In spite of the execution finale (which has become traditional!) Of operations to drop American spies, as the Soviet newspapers wrote in detail, the French special service HERE, with 1951, repeatedly tried to abandon its agents on the territory of the USSR. Unfortunately, many members of the resistance movement and even former aces of the Normandie-Niemen squadron were involved in the espionage industry, as happened to captain Gabriel Mertizan.

It must be said that the French - and this became the talk of the town among the Anglo-American intelligence community - were initially plagued by fatal bad luck. Suffice it to say that all 18 parachutist spies landed by HERE in Czechoslovakia in 1951-52 were seized by local security agencies as soon as their feet touched the ground.
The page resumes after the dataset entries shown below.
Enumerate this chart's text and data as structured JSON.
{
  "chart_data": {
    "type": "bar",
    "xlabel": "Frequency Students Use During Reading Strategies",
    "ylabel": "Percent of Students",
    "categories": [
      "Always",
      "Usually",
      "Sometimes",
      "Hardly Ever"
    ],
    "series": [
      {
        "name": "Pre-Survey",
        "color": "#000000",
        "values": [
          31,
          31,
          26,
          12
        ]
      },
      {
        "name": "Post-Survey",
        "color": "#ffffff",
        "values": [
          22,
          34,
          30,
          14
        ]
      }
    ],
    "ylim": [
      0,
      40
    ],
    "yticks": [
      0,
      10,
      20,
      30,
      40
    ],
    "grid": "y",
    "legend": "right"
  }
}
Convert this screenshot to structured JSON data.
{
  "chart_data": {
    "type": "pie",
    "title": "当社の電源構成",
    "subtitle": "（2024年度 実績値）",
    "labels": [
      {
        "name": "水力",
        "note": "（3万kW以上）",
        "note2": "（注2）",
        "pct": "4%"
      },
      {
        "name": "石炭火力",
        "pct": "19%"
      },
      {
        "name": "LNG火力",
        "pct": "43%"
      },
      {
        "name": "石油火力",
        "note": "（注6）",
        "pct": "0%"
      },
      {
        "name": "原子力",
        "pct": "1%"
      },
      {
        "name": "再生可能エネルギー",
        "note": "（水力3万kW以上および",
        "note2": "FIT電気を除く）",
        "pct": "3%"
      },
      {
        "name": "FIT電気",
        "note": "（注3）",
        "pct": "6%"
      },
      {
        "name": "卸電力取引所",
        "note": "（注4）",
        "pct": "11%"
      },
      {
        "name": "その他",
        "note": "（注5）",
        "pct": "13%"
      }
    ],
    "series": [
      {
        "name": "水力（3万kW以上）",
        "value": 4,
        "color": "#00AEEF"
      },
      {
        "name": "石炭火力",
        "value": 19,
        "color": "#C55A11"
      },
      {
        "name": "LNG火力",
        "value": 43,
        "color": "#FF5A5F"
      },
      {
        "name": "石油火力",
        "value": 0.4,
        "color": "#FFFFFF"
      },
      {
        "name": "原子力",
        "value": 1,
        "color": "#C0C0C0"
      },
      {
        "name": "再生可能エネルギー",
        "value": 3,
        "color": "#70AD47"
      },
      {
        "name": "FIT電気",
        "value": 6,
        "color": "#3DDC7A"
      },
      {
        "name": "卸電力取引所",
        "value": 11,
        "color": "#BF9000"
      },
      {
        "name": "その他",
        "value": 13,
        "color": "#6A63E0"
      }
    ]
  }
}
And the Poles have turned the operation of the French secret service into a performance. French paratroopers landed near Warsaw were captured by Polish counterintelligence on the landing site and ... sent back to France, thereby demonstrating disregard for the leaders of the CASE!

... In the 1956 year, Allen Dulles and, after him, other leaders of the special services of the NATO countries, forever refused to send paratrooper spies to the territory of the Soviet Union. All the more so since the high-altitude reconnaissance U-2 has been commissioned on which much hope has been placed.